I am told that in Fukushima, which I will visit next week, life continues as normal, despite alarmingly high radiation levels being detected in schools, shrines and other places where people gather. Children have even been sent back to class. The government has instigated "voluntary" relocation -- but for those without the funds or means to pick up and move, this is meaningless.

In April, five weeks after a tsunami and earthquake damaged the Fukushima nuclear power plant, the Japanese authorities raised the upper level limit of acceptable radiation from 1 mSv per year to 20 mSv per year for school children.

It is hard to believe that the current Japanese government is falling so far behind the 5 mSv standard set by the Soviets.
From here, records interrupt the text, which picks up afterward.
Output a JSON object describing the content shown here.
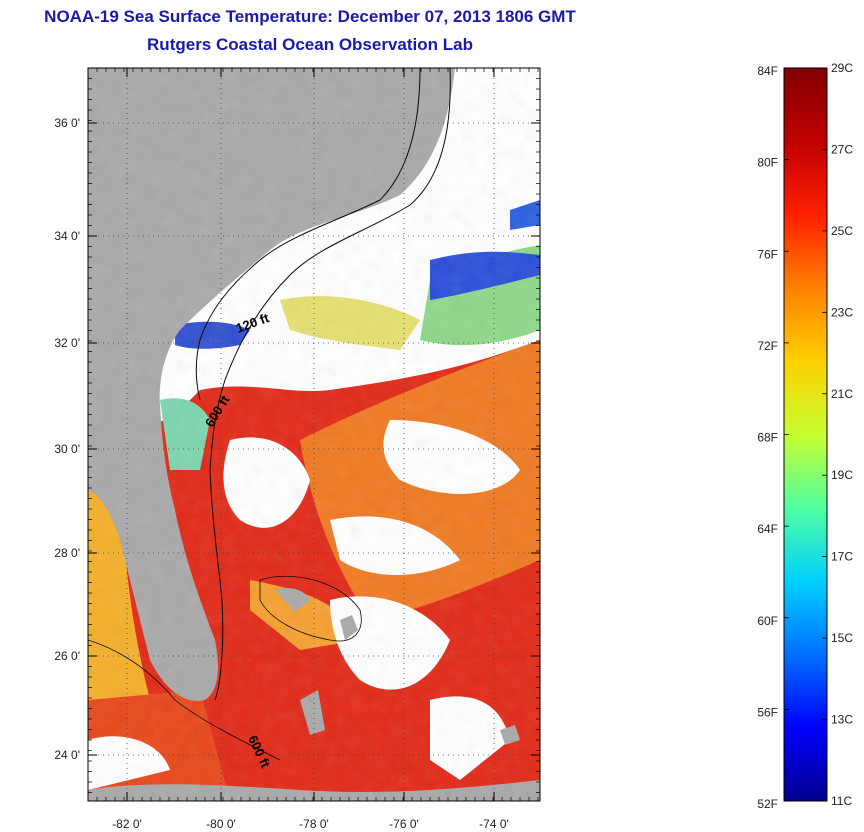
{
  "title": "NOAA-19 Sea Surface Temperature:  December 07, 2013 1806 GMT",
  "subtitle": "Rutgers Coastal Ocean Observation Lab",
  "map": {
    "lat_labels": [
      "36 0'",
      "34 0'",
      "32 0'",
      "30 0'",
      "28 0'",
      "26 0'",
      "24 0'"
    ],
    "lon_labels": [
      "-82 0'",
      "-80 0'",
      "-78 0'",
      "-76 0'",
      "-74 0'"
    ],
    "contour_labels": [
      "120 ft",
      "600 ft",
      "600 ft"
    ],
    "colors": {
      "land": "#a9a9a9",
      "cloud": "#ffffff",
      "water_warm": "#e8281a",
      "water_hot": "#d91810",
      "water_mid": "#f0701e",
      "water_cool": "#f8c830",
      "water_cold": "#2a48d8"
    }
  },
  "colorbar": {
    "fahrenheit": [
      "84F",
      "80F",
      "76F",
      "72F",
      "68F",
      "64F",
      "60F",
      "56F",
      "52F"
    ],
    "celsius": [
      "29C",
      "27C",
      "25C",
      "23C",
      "21C",
      "19C",
      "17C",
      "15C",
      "13C",
      "11C"
    ],
    "scale": [
      "#00008f",
      "#0000ff",
      "#0070ff",
      "#00d0ff",
      "#50ffa0",
      "#c8ff30",
      "#ffd000",
      "#ff8000",
      "#ff2000",
      "#c00000",
      "#800000"
    ]
  }
}
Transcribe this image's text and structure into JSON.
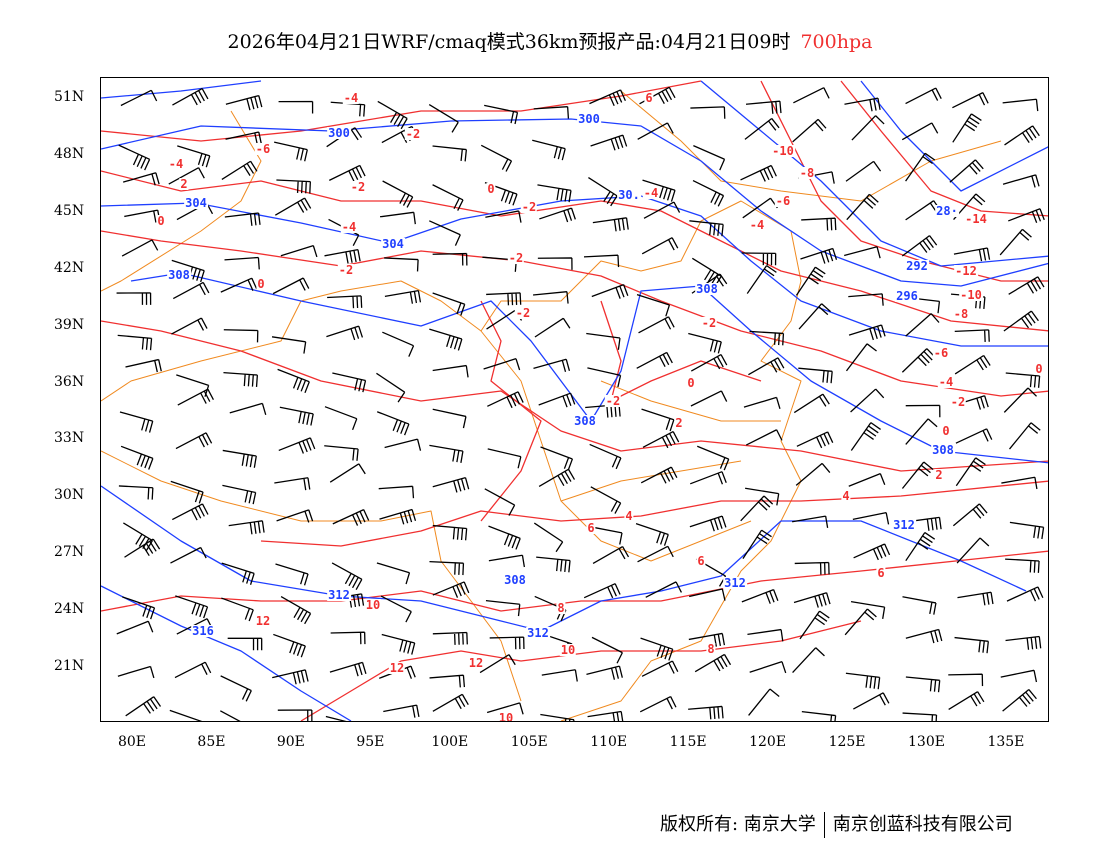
{
  "title": {
    "text": "2026年04月21日WRF/cmaq模式36km预报产品:04月21日09时",
    "level": "700hpa"
  },
  "axes": {
    "lat": [
      "51N",
      "48N",
      "45N",
      "42N",
      "39N",
      "36N",
      "33N",
      "30N",
      "27N",
      "24N",
      "21N"
    ],
    "lon": [
      "80E",
      "85E",
      "90E",
      "95E",
      "100E",
      "105E",
      "110E",
      "115E",
      "120E",
      "125E",
      "130E",
      "135E"
    ]
  },
  "height_labels": [
    "300",
    "300",
    "304",
    "304",
    "30.",
    "308",
    "308",
    "308",
    "308",
    "312",
    "312",
    "312",
    "312",
    "308",
    "316",
    "292",
    "296",
    "28·"
  ],
  "temp_labels": [
    "-4",
    "-2",
    "-6",
    "-4",
    "2",
    "-2",
    "0",
    "-2",
    "-4",
    "0",
    "-2",
    "-2",
    "0",
    "-2",
    "-2",
    "0",
    "-2",
    "2",
    "4",
    "4",
    "6",
    "6",
    "6",
    "8",
    "10",
    "12",
    "12",
    "12",
    "10",
    "8",
    "10",
    "-10",
    "-8",
    "-6",
    "-4",
    "-4",
    "-14",
    "-12",
    "-10",
    "-8",
    "-6",
    "-4",
    "-2",
    "0",
    "2",
    "0",
    "6"
  ],
  "colors": {
    "height": "#1f3fff",
    "temperature": "#f03030",
    "border": "#f08a20",
    "barb": "#000000"
  },
  "footer": {
    "copyright": "版权所有: 南京大学",
    "company": "南京创蓝科技有限公司"
  }
}
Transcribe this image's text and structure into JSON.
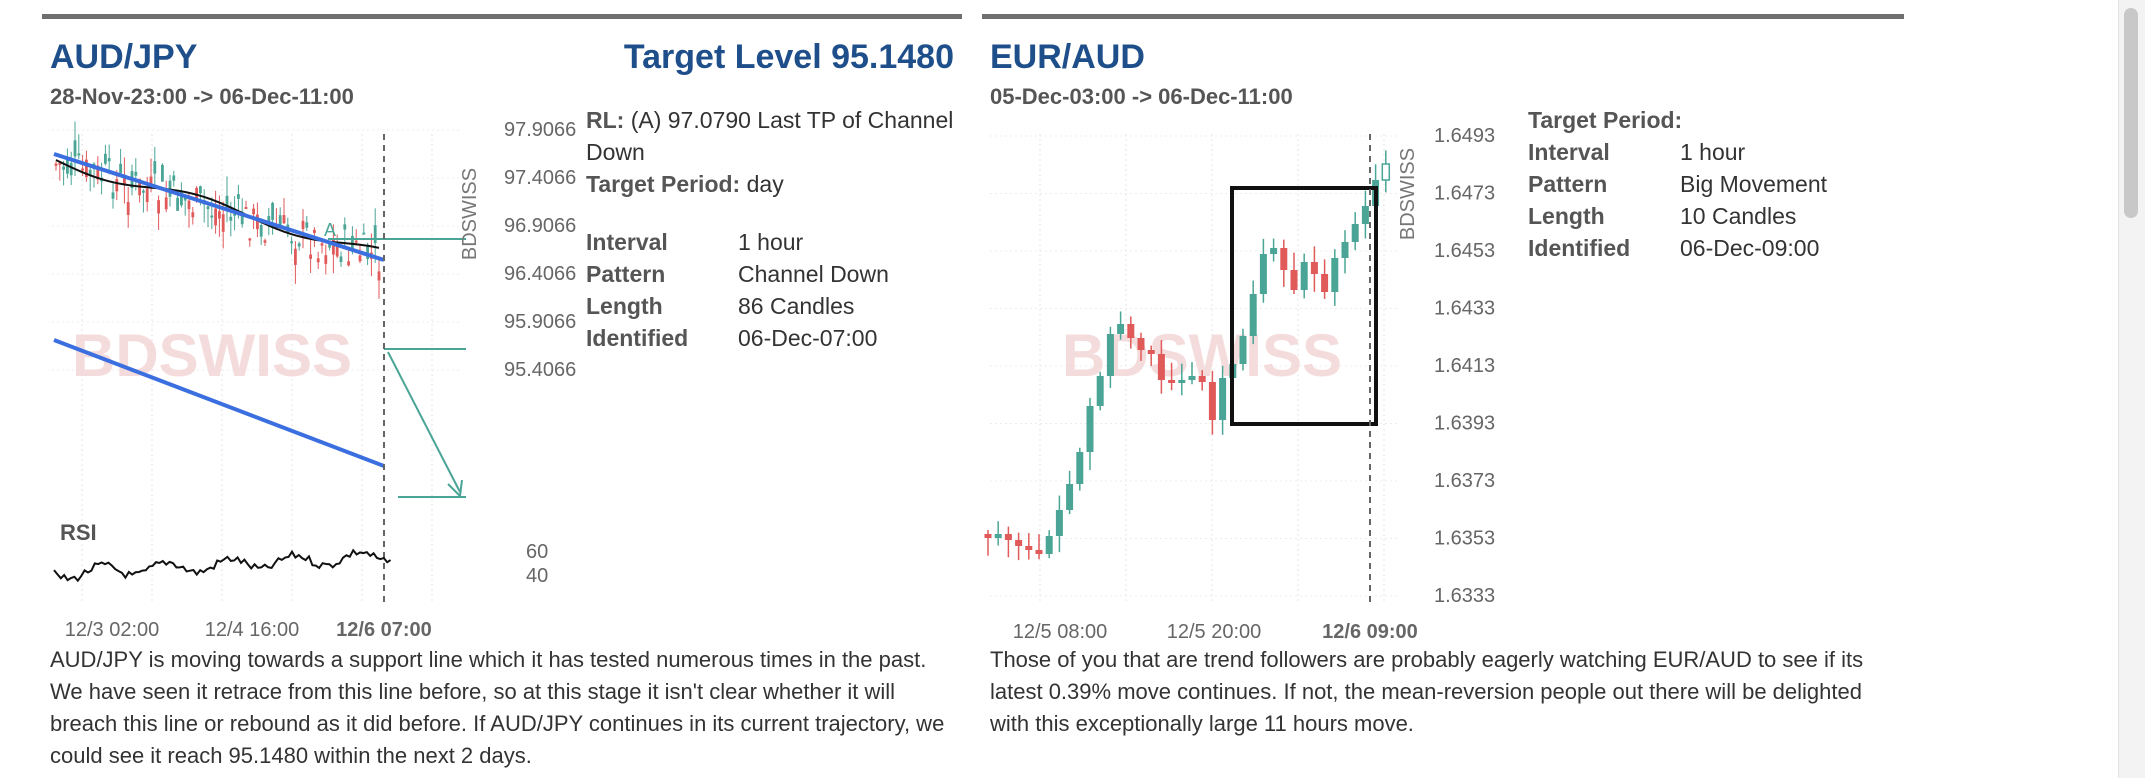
{
  "left": {
    "pair": "AUD/JPY",
    "target_level": "Target Level 95.1480",
    "date_range": "28-Nov-23:00 -> 06-Dec-11:00",
    "watermark": "BDSWISS",
    "brand_vertical": "BDSWISS",
    "y_ticks": [
      "97.9066",
      "97.4066",
      "96.9066",
      "96.4066",
      "95.9066",
      "95.4066"
    ],
    "rsi_label": "RSI",
    "rsi_ticks": [
      "60",
      "40"
    ],
    "x_ticks": [
      "12/3 02:00",
      "12/4 16:00",
      "12/6 07:00"
    ],
    "point_label": "A",
    "info": {
      "rl_label": "RL:",
      "rl_value": "(A) 97.0790 Last TP of Channel Down",
      "target_period_label": "Target Period:",
      "target_period_value": "day",
      "rows": [
        {
          "k": "Interval",
          "v": "1 hour"
        },
        {
          "k": "Pattern",
          "v": "Channel Down"
        },
        {
          "k": "Length",
          "v": "86 Candles"
        },
        {
          "k": "Identified",
          "v": "06-Dec-07:00"
        }
      ]
    },
    "description": "AUD/JPY is moving towards a support line which it has tested numerous times in the past. We have seen it retrace from this line before, so at this stage it isn't clear whether it will breach this line or rebound as it did before. If AUD/JPY continues in its current trajectory, we could see it reach 95.1480 within the next 2 days."
  },
  "right": {
    "pair": "EUR/AUD",
    "date_range": "05-Dec-03:00 -> 06-Dec-11:00",
    "watermark": "BDSWISS",
    "brand_vertical": "BDSWISS",
    "y_ticks": [
      "1.6493",
      "1.6473",
      "1.6453",
      "1.6433",
      "1.6413",
      "1.6393",
      "1.6373",
      "1.6353",
      "1.6333"
    ],
    "x_ticks": [
      "12/5 08:00",
      "12/5 20:00",
      "12/6 09:00"
    ],
    "info": {
      "target_period_label": "Target Period:",
      "rows": [
        {
          "k": "Interval",
          "v": "1 hour"
        },
        {
          "k": "Pattern",
          "v": "Big Movement"
        },
        {
          "k": "Length",
          "v": "10 Candles"
        },
        {
          "k": "Identified",
          "v": "06-Dec-09:00"
        }
      ]
    },
    "description": "Those of you that are trend followers are probably eagerly watching EUR/AUD to see if its latest 0.39% move continues. If not, the mean-reversion people out there will be delighted with this exceptionally large 11 hours move."
  },
  "colors": {
    "up": "#4aa596",
    "down": "#e05a5a",
    "title": "#1f4f8a",
    "trend": "#3b6fe0",
    "target": "#4aa596"
  }
}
How can a government that lived with the fallout of nuclear bombs allow such high levels of radiation exposure for its children? Why is the Japanese government not actively decontaminating school grounds?

I think about Katya and the pupils of the Kopachi kindergarten who hopefully managed to grow up far away from the radiation. For those not endowed with memory of previous tragedies, surely these stories should be enough?

The Japanese government must do all that it can to protect its citizens from the aftereffects of Fukushima. Meanwhile, the rest of the world must join the Japanese, German and Swiss governments who have decided to stop funding nuclear energy. No more Chernobyls. No more Fukushimas. Never again.